Response of an Intense Oceanic Current System to Cross-Stream Cooling Events

Abstract

Shifts in location and strength of an intense oceanic flow such as the Gulf Stream to a cross-stream gradient in cooling are studied using two-dimensional numerical simulations. The gradient in cooling is imposed by removing more heat from the warm side of the associated baroclinic zone than is removed from the cold side. The initial flow is assumed to be in geostrophic balance. When only a vertical heat exchange associated with the convective overturning induced by surface cooling is allowed, the magnitude of the horizontal pressure gradient is reduced and the flow becomes supergeostrophic. The resulting cross-stream velocity will tend to shift the front toward the region of larger upward surface heat fluxes.

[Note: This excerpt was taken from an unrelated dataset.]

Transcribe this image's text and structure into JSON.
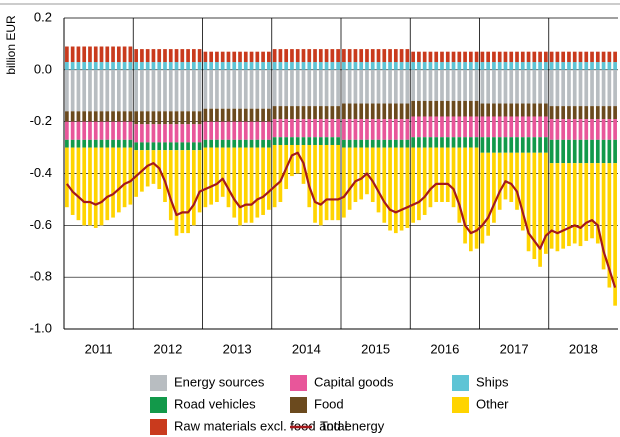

When a vertical exchange of momentum is also allowed in the convective adjustment, the reduction of the initial surface velocities due to turbulent momentum exchange is not balanced geostrophically by a reduction in the horizontal pressure gradient. The flow becomes subgeostrophic and a cross-stream flow is produced that shifts the front toward the region of smaller upward surface heat fluxes. Although the along-stream current decreases near the surface, the current below the mixed layer is strengthened due to the exchange with relatively high momentum from above. The additional response due to an increase in the southward and eastward wind stress is compared to the response due to cooling only. Small changes in the temperature and flow fields occur when a southward wind stress is included. An eastward wind stress of 0.2 N m has a greater effect on the position of the simulated Gulf Stream than does a very strong gradient in cooling.